The committee met 11 times from 1 July 2015 to 30 June 2016. Meetings are held monthly. Subcommittee meeting details are as follows:

  • The Clinical Trials Subcommittee (CTSC), under the chairmanship of Professor Walter Abhayaratna, met nine times during the year. In each instance, recommendations were made to the subsequent HREC meeting.
  • The Social Research Subcommittee (SRSC), under the chairmanship of Dr Jason Mazanov (until October 2015) and Dr Anna Olsen (from November 2015), met 10 times during the year. Again, in each instance, recommendations were made to the subsequent HREC meeting.
  • The Low Risk Subcommittee (LRSC), under the chairmanship of Dr Louise Morauta, met 26 times during the year. The LRSC meets on a fortnightly cycle to enable a faster decision-making process for projects "in which the only foreseeable risk for participants is one of discomfort" (National Statement on Ethical Conduct in Human Research (2007).

Key points arising

Key developments during the 2015–16 year were:

  • A new rule was approved by ACT Health in December 2015, allowing research projects already approved by an NHMRC-certified HREC to be exempt from duplicate ACT Health ethics review processes.
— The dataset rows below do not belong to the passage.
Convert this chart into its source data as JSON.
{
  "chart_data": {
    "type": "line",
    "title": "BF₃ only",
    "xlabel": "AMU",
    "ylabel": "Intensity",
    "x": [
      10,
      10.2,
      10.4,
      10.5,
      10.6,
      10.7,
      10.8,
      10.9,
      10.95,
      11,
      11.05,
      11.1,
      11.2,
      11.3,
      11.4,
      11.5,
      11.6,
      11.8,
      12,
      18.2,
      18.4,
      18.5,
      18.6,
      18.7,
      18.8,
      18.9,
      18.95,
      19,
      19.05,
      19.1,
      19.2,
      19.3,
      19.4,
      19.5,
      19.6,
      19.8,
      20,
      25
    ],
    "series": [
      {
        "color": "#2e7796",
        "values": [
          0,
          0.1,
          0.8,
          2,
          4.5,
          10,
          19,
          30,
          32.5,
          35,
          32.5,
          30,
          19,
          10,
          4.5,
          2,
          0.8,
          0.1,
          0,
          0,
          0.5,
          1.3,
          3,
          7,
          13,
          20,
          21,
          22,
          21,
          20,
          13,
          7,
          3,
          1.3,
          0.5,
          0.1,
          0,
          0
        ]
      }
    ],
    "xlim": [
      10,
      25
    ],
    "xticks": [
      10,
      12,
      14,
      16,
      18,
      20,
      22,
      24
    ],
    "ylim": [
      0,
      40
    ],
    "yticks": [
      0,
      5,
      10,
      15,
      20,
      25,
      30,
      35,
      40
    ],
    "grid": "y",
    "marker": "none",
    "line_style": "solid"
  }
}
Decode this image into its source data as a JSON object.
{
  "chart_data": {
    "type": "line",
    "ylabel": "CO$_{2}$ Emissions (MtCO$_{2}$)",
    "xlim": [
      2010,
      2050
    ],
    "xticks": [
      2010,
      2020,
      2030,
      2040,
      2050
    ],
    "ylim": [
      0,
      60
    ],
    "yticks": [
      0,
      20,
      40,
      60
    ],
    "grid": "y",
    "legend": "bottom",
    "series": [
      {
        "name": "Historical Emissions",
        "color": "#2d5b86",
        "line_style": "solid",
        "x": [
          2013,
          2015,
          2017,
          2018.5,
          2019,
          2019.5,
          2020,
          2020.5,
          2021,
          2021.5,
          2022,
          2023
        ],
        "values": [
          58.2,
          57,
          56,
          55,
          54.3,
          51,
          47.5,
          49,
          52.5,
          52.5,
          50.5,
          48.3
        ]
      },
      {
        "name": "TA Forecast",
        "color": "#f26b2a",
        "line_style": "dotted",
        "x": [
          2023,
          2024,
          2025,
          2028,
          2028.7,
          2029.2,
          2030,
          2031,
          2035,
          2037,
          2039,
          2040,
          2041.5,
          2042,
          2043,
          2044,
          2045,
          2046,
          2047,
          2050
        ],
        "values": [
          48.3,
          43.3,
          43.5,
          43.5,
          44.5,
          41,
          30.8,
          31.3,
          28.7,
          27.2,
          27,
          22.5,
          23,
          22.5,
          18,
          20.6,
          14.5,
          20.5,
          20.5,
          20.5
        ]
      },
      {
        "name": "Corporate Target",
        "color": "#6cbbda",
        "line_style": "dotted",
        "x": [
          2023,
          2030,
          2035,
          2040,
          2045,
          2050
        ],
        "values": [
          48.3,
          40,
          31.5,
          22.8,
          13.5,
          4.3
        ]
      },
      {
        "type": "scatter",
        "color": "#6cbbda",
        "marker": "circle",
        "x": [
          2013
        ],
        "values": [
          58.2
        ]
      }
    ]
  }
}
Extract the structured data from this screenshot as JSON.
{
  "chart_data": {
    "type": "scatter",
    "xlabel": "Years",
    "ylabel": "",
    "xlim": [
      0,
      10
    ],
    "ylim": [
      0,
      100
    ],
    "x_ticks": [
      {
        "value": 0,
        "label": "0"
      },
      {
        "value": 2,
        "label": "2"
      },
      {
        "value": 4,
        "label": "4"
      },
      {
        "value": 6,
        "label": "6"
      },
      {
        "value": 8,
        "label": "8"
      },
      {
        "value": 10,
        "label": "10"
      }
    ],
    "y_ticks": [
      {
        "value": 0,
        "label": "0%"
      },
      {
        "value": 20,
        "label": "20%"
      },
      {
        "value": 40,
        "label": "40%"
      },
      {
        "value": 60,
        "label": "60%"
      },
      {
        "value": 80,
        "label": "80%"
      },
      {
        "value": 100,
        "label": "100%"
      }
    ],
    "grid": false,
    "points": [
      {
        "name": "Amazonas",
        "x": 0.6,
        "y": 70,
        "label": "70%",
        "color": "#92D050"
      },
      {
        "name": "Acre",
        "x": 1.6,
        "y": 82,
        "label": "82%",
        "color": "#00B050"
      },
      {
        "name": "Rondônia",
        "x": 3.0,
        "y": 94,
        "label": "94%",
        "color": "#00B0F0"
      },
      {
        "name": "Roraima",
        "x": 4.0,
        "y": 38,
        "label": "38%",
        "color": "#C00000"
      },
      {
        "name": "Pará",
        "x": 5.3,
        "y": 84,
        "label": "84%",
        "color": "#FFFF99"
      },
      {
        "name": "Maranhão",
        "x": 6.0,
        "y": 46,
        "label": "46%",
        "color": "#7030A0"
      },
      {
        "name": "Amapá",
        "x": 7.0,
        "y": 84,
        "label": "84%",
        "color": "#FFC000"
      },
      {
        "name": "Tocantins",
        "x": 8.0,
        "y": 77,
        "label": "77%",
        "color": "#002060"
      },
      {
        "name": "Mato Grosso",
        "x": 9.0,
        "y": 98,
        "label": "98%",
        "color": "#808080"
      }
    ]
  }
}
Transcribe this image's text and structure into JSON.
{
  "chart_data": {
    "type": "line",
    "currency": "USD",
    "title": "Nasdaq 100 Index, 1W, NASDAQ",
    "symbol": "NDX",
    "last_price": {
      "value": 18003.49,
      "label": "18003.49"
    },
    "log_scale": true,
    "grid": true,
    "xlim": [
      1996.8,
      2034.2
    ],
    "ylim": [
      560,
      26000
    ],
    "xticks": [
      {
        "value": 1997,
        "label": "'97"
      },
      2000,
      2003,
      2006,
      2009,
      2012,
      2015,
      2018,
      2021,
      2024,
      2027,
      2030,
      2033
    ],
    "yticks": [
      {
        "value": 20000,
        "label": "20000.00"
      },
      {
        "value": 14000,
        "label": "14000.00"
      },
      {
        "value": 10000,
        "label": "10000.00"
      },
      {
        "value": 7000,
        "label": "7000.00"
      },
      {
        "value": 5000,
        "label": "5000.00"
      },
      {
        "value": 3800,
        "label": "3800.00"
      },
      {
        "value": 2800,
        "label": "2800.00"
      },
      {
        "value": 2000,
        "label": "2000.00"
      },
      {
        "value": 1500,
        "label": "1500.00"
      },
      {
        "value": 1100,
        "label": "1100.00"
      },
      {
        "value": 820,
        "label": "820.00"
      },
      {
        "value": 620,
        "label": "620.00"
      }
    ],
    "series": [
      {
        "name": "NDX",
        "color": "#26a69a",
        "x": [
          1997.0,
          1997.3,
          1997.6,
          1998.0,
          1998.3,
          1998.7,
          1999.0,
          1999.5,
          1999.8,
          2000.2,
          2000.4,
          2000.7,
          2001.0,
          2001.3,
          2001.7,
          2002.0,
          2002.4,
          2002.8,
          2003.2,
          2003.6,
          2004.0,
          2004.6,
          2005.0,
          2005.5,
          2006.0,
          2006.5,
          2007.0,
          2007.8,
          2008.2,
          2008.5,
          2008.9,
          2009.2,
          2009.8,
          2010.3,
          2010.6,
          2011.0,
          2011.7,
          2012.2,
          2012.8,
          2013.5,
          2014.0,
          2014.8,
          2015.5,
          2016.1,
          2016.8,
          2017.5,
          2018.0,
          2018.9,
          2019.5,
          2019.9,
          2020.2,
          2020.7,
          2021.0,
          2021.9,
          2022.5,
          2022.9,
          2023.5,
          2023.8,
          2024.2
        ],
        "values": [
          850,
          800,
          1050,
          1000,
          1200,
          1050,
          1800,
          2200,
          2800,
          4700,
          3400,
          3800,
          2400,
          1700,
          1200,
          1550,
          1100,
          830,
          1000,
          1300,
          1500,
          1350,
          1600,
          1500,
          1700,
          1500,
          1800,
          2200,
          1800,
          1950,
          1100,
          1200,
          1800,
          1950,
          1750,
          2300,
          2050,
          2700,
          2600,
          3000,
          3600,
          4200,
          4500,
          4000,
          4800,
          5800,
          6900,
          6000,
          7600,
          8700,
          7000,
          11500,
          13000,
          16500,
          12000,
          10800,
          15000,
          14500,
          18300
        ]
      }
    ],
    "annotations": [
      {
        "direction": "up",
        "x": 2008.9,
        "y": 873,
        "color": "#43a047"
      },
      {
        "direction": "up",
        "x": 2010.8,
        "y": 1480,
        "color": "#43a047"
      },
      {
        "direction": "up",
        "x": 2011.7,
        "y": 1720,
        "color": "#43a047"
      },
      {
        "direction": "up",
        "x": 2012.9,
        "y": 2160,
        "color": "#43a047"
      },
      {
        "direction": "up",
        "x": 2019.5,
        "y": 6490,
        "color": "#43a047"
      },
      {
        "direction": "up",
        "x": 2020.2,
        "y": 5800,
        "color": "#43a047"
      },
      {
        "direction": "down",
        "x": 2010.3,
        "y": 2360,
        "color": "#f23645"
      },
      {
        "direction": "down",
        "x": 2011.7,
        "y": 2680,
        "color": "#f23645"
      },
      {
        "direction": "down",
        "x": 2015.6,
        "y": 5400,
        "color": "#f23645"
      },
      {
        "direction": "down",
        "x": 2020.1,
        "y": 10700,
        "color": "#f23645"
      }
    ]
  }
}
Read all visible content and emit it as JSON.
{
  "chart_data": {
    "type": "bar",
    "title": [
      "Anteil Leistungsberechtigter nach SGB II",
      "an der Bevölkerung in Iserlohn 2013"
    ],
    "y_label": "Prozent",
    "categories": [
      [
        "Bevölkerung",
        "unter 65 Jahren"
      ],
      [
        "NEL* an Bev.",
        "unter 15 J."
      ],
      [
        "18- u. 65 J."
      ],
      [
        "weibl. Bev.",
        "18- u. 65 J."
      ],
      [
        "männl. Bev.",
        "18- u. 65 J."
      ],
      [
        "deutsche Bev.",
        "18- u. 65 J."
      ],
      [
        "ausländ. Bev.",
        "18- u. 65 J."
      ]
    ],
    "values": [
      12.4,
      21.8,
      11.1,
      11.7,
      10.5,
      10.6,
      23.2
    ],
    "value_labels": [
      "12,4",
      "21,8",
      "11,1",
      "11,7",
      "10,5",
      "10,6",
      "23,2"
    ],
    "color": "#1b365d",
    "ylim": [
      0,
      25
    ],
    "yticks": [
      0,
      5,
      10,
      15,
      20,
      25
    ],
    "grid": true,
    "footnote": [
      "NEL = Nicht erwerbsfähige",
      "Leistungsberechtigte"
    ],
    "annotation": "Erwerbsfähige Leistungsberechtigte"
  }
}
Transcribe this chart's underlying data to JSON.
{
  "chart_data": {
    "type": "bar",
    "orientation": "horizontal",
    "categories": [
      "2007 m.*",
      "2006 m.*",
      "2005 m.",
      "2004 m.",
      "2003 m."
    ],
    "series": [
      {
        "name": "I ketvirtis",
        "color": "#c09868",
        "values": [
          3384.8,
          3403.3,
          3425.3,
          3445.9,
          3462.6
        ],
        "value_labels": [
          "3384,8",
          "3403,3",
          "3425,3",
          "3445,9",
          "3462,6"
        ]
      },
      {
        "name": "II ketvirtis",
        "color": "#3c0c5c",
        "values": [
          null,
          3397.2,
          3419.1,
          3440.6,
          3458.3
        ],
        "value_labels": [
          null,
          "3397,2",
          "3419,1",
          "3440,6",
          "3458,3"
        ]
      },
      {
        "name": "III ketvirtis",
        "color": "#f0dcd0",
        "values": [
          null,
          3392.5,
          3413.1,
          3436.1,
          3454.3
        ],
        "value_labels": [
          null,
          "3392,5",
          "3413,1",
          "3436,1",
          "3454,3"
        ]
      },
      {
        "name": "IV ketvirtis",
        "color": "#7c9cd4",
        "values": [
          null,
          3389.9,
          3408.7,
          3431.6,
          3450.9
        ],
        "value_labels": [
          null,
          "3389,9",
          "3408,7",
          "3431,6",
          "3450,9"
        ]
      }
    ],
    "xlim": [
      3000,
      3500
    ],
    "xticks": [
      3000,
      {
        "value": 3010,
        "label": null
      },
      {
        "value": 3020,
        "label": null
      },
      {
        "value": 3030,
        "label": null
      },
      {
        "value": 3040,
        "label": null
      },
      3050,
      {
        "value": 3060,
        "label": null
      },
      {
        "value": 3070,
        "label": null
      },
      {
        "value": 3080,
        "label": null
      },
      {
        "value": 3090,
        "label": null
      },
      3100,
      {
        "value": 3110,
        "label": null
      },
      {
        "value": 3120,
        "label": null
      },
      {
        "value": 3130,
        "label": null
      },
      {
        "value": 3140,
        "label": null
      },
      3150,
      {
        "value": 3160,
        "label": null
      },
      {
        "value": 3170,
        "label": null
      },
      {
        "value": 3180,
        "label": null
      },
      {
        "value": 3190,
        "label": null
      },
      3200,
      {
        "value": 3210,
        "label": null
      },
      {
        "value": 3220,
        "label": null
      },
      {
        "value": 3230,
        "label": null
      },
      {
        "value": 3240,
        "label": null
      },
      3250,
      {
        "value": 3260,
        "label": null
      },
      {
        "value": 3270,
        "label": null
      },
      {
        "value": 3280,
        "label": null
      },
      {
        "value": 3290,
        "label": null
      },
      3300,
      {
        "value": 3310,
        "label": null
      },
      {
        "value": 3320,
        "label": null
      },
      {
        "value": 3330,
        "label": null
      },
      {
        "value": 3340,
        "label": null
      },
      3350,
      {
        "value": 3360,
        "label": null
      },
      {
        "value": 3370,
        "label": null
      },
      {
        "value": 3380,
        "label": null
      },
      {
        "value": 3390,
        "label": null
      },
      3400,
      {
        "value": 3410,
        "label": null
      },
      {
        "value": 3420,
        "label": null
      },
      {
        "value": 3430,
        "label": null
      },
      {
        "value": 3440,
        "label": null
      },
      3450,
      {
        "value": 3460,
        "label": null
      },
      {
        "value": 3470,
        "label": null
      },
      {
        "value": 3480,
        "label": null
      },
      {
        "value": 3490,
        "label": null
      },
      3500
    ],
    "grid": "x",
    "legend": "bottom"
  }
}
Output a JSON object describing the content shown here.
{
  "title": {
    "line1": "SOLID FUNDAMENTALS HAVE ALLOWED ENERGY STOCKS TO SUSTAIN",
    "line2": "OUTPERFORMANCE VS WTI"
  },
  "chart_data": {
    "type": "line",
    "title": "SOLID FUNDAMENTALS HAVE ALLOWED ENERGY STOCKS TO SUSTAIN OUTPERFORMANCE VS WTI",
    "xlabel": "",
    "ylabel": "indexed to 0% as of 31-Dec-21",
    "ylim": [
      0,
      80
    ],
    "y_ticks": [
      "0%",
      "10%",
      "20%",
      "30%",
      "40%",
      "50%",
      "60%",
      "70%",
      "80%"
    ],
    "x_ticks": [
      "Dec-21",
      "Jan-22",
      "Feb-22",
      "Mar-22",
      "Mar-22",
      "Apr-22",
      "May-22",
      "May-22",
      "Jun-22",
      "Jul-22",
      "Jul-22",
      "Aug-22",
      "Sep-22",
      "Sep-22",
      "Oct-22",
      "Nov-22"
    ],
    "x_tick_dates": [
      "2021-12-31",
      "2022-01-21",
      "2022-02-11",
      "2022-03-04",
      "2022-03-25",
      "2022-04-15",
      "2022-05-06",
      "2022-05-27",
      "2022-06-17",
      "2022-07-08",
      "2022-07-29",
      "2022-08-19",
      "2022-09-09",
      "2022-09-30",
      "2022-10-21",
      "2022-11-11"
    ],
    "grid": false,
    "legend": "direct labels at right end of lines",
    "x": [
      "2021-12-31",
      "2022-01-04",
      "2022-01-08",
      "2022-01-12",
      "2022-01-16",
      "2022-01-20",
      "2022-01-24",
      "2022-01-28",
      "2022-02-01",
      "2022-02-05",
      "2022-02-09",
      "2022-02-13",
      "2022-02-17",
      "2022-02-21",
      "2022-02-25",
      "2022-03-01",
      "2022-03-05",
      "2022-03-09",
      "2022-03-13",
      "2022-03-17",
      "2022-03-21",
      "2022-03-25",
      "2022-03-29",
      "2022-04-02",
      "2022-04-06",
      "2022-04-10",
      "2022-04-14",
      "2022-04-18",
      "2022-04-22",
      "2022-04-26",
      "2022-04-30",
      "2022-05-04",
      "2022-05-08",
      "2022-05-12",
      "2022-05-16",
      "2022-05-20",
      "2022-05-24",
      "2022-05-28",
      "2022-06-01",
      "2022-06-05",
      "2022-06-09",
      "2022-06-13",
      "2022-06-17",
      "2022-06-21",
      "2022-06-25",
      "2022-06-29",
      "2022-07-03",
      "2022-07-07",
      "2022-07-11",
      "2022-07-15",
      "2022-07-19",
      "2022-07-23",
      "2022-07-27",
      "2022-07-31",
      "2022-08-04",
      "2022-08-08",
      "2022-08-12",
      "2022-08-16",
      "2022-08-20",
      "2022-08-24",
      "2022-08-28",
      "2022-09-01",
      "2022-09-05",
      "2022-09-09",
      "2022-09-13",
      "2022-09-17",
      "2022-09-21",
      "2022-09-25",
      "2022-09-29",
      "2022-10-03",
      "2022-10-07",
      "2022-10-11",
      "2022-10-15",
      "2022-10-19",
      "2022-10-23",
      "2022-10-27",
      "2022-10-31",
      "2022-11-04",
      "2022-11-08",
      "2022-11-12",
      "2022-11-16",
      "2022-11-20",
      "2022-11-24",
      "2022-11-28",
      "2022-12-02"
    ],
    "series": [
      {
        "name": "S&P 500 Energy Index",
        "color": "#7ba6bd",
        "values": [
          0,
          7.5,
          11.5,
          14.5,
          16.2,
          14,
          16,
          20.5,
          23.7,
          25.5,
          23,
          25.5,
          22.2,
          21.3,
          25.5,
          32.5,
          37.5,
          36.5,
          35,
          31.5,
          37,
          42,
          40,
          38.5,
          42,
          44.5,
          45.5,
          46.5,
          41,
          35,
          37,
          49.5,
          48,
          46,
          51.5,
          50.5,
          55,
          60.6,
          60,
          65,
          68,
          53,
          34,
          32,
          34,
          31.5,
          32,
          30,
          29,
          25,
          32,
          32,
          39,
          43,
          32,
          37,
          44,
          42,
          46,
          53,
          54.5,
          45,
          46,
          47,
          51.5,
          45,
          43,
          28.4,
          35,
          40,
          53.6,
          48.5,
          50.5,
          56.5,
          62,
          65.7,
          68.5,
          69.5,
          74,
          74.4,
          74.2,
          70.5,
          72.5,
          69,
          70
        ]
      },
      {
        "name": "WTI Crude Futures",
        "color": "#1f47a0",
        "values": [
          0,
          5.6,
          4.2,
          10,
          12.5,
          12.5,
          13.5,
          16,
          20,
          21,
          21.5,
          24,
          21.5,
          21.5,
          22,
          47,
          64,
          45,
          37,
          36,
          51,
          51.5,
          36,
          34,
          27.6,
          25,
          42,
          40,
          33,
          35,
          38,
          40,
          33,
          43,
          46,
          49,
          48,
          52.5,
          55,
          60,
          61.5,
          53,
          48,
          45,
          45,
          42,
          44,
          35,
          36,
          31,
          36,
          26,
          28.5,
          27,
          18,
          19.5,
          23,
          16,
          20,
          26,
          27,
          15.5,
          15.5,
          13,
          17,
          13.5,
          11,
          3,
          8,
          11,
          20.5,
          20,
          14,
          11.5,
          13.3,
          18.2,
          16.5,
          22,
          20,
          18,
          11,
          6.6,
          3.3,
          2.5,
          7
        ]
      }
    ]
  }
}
As at 30 June 2016, 13 projects had been submitted under this rule and nine approved to begin research at ACT Health.
  • The Powers of Attorney Amendment Bill 2015 passed, marking a positive conclusion to two years of work for HREC and the Secretariat. This amendment will make it easier for residents of the ACT to participate in research where a Power of Attorney or guardianship order applies.
  • ACT Health signed an agreement with the NSW Ministry of Health to sub-license an Information Technology (IT) system, known as AU RED, which is a critical step in facilitating the ACT to join other jurisdictions in the NMA scheme.
  • The first national performance statistics for ethics committees were released and show ACT Health HREC compares very well with other NHMRC-certified HRECs.
  • In 2014–15, ACT Health HREC approved 96 per cent of all proposals within the NMA benchmark of 60 calendar days (with the NMA clock-stop method applied). The comparative national figure for NMA committees for commercially sponsored trials was 82 per cent. • In the 2015 calendar year ACT Health HREC approved 80 per cent of proposals in 34 days (clock-stop applied). The LRSC approved 80 per cent of proposals in 10 calendar days (no clock applied).